Nan Goldin is one of the foremost depictors of life as it is lived on a personal level today’s. She has opened our eyes to the way the camera can be used to preserve and portray the most intimate moments and situations, and to depict people’s personal lives in both their lighter and more somber moments. Goldin has, in a very personal way, documented her relationships with her close friends – her “extended family” – throughout their various phases and events in life so as not to lose hold of them. With the camera as her “diary” she has created authentic documentation of her own and her friends’ lives. It is obvious that the people in her relationships are her main concern.
Nan Goldin began photographing at the age of 15. Her first exhibition of black and white photographs took place in the early 1970s. She received a BFA from the School of the Museum of Fine Arts, Tufts University, Boston, in 1977. She moved to New York in 1978 where she continued to document her extended family.
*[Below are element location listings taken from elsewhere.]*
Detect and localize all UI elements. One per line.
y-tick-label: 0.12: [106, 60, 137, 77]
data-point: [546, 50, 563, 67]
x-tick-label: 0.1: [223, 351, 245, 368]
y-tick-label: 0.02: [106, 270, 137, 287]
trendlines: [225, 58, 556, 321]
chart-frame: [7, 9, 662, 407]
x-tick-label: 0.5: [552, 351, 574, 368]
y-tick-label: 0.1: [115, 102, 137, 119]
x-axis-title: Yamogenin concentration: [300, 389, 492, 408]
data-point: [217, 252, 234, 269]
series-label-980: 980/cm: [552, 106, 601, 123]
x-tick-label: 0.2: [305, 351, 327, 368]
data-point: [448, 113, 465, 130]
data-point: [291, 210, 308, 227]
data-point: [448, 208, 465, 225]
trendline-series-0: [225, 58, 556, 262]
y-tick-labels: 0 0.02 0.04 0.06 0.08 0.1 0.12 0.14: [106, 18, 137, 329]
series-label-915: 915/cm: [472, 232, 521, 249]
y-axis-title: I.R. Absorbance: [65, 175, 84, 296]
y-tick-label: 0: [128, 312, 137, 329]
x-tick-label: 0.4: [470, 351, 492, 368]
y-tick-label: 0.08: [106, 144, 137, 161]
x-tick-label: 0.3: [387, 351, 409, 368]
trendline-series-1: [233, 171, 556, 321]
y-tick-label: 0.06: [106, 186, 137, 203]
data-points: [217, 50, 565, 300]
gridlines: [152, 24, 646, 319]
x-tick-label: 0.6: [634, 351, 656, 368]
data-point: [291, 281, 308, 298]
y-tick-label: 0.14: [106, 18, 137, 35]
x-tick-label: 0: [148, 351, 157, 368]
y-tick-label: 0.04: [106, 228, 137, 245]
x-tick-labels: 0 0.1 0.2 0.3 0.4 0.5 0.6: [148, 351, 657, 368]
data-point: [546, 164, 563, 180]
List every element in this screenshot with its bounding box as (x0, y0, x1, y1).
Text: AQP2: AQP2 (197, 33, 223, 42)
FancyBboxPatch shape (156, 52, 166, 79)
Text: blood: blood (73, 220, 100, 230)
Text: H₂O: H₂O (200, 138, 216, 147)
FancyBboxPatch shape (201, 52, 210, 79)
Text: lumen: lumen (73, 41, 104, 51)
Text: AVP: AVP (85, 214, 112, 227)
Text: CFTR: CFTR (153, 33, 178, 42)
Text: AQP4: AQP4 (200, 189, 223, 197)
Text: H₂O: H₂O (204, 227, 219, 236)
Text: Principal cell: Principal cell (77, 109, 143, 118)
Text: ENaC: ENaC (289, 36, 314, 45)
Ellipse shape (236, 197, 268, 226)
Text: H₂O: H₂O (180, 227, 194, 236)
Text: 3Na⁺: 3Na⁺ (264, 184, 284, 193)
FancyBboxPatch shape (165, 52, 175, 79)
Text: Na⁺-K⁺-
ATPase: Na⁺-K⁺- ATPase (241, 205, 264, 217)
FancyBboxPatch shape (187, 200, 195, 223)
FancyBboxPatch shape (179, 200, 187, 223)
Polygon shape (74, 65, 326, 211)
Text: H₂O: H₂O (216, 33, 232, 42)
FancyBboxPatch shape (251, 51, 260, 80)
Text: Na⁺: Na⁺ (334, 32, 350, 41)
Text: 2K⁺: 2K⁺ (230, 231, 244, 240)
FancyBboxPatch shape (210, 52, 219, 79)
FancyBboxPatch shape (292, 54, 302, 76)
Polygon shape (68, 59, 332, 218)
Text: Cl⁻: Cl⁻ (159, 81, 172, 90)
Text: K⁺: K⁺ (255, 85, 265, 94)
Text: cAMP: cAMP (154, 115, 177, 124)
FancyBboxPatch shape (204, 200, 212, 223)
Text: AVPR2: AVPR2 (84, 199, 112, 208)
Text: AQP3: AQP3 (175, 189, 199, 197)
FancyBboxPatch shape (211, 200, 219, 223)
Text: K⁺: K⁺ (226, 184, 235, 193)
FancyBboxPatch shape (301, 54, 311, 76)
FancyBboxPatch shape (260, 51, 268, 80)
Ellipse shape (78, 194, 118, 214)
Few public débuts in the art world have been as remarkable and remain as memorable as Nan Goldin's. In the mid 1980's, "The Ballad of Sexual Dependency" was first presented as a slide show only for those involved, the artist’s extended family. Later, with a soundtrack and a more structured arrangement, it was shown in New York clubs, in Europe to begin with at film festivals and finally – with the simultaneous appearance of the book – at galleries and in art spaces in the form of exhibitions.
Nan Goldin is an outstanding contemporary photographer, and her work has shaped several generations of photographers, making her one of the most influential artists of our times. Her opus magnum, "The Ballad of Sexual Dependency" has added significant new facets to the debate about documentary truthfulness in photography. In her work, moments of the greatest intimacy – desire, pain, death, and violence – are exposed to the gaze of the viewer, and thus to the public – with relentless candor. The touching simplicity of her use of photography: Taking pictures to remember, as protection against the loss of the loved ones, as self-representation, as proof of the group's, the family's, belonging together, gives each picture its own intimate truth and historical position in a story, written and continuing to be told by the photographer.
Her multimedia installation "Sœurs, Saintes et Sibylles" first shownat the Festival d'automne in Paris in 2004 is shown there as a DVD projection. This piece pays homage to her sister Barbara, whose rebellion and suicide have so deeply marked her own life and work.